10

Using Spark(1.6.1) standalone master, I need to run multiple applications on same spark master. All application submitted after first one, keep on holding 'WAIT' state always. I also observed, the one running holds all cores sum of workers. I already tried limiting it by using SPARK_EXECUTOR_CORES but its for yarn config, while I am running is "standalone master". I tried running many workers on same master but every time first submitted application consumes all workers.

Sankalp
  • 1,894
  • 5
  • 27
  • 37

4 Answers4

9

I was having same problem on spark standalone cluster.

What I got is, Somehow it is utilising all the resources for one single job. We need to define the resources so that their will be space to run other job as well.

Below is the command I am using to submit spark job.

bin/spark-submit --class classname --master spark://hjvm1:6066 --deploy-mode cluster  --driver-memory 500M --conf spark.executor.memory=1g --conf spark.cores.max=1 /data/test.jar
2

A crucial parameter for running multiple jobs in parallel on a Spark standalone cluster is spark.cores.max. Note that spark.executor.instances, num-executors and spark.executor.cores alone won't allow you to achieve this on Spark standalone, all your jobs except a single active one will stuck with WAITING status.

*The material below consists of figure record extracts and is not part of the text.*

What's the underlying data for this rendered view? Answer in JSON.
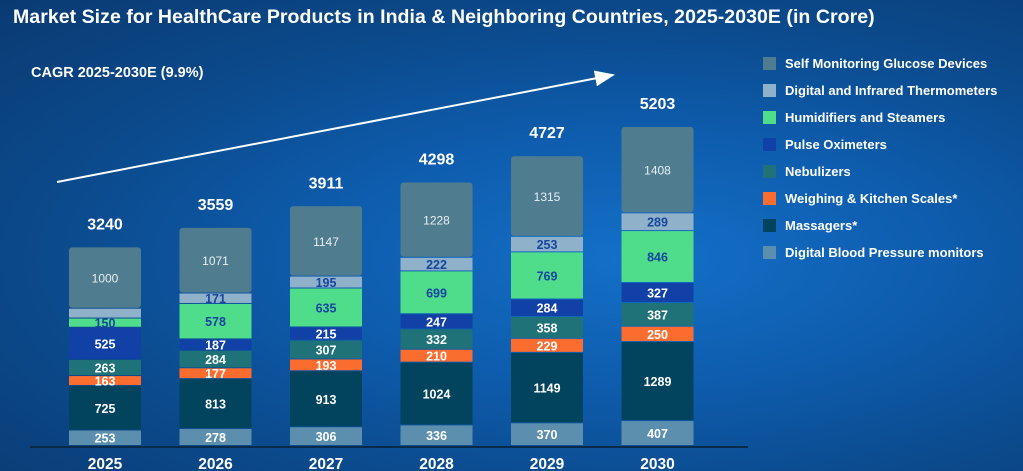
{
  "chart_data": {
    "type": "bar",
    "stacked": true,
    "title": "Market Size for HealthCare Products in India & Neighboring Countries, 2025-2030E (in Crore)",
    "annotation": "CAGR 2025-2030E (9.9%)",
    "xlabel": "",
    "ylabel": "",
    "grid": false,
    "legend_position": "right",
    "categories": [
      "2025",
      "2026",
      "2027",
      "2028",
      "2029",
      "2030"
    ],
    "totals": [
      3240,
      3559,
      3911,
      4298,
      4727,
      5203
    ],
    "series": [
      {
        "name": "Digital Blood Pressure monitors",
        "color": "#5b8fad",
        "label_color": "#ffffff",
        "values": [
          253,
          278,
          306,
          336,
          370,
          407
        ]
      },
      {
        "name": "Massagers*",
        "color": "#02435e",
        "label_color": "#ffffff",
        "values": [
          725,
          813,
          913,
          1024,
          1149,
          1289
        ]
      },
      {
        "name": "Weighing & Kitchen Scales*",
        "color": "#fb6c2f",
        "label_color": "#ffffff",
        "values": [
          163,
          177,
          193,
          210,
          229,
          250
        ]
      },
      {
        "name": "Nebulizers",
        "color": "#1f7278",
        "label_color": "#ffffff",
        "values": [
          263,
          284,
          307,
          332,
          358,
          387
        ]
      },
      {
        "name": "Pulse Oximeters",
        "color": "#1140a7",
        "label_color": "#ffffff",
        "values": [
          525,
          187,
          215,
          247,
          284,
          327
        ]
      },
      {
        "name": "Humidifiers and Steamers",
        "color": "#4fdc8b",
        "label_color": "#1845a0",
        "values": [
          150,
          578,
          635,
          699,
          769,
          846
        ]
      },
      {
        "name": "Digital and Infrared Thermometers",
        "color": "#8fb1c9",
        "label_color": "#1845a0",
        "values": [
          161,
          171,
          195,
          222,
          253,
          289
        ]
      },
      {
        "name": "Self Monitoring Glucose Devices",
        "color": "#4f7d8f",
        "label_color": "#e8eef2",
        "values": [
          1000,
          1071,
          1147,
          1228,
          1315,
          1408
        ]
      }
    ],
    "value_labels": [
      [
        "253",
        "278",
        "306",
        "336",
        "370",
        "407"
      ],
      [
        "725",
        "813",
        "913",
        "1024",
        "1149",
        "1289"
      ],
      [
        "163",
        "177",
        "193",
        "210",
        "229",
        "250"
      ],
      [
        "263",
        "284",
        "307",
        "332",
        "358",
        "387"
      ],
      [
        "525",
        "187",
        "215",
        "247",
        "284",
        "327"
      ],
      [
        "150",
        "578",
        "635",
        "699",
        "769",
        "846"
      ],
      [
        "",
        "171",
        "195",
        "222",
        "253",
        "289"
      ],
      [
        "1000",
        "1071",
        "1147",
        "1228",
        "1315",
        "1408"
      ]
    ],
    "legend_order": [
      "Self Monitoring Glucose Devices",
      "Digital and Infrared Thermometers",
      "Humidifiers and Steamers",
      "Pulse Oximeters",
      "Nebulizers",
      "Weighing & Kitchen Scales*",
      "Massagers*",
      "Digital Blood Pressure monitors"
    ]
  },
  "legend": [
    {
      "label": "Self Monitoring Glucose Devices",
      "color": "#4f7d8f"
    },
    {
      "label": "Digital and Infrared Thermometers",
      "color": "#8fb1c9"
    },
    {
      "label": "Humidifiers and Steamers",
      "color": "#4fdc8b"
    },
    {
      "label": "Pulse Oximeters",
      "color": "#1140a7"
    },
    {
      "label": "Nebulizers",
      "color": "#1f7278"
    },
    {
      "label": "Weighing & Kitchen Scales*",
      "color": "#fb6c2f"
    },
    {
      "label": "Massagers*",
      "color": "#02435e"
    },
    {
      "label": "Digital Blood Pressure monitors",
      "color": "#5b8fad"
    }
  ]
}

Spark-standalone resource scheduling:

The standalone cluster mode currently only supports a simple FIFO scheduler across applications. However, to allow multiple concurrent users, you can control the maximum number of resources each application will use. By default, it will acquire all cores in the cluster, which only makes sense if you just run one application at a time. You can cap the number of cores by setting spark.cores.max ...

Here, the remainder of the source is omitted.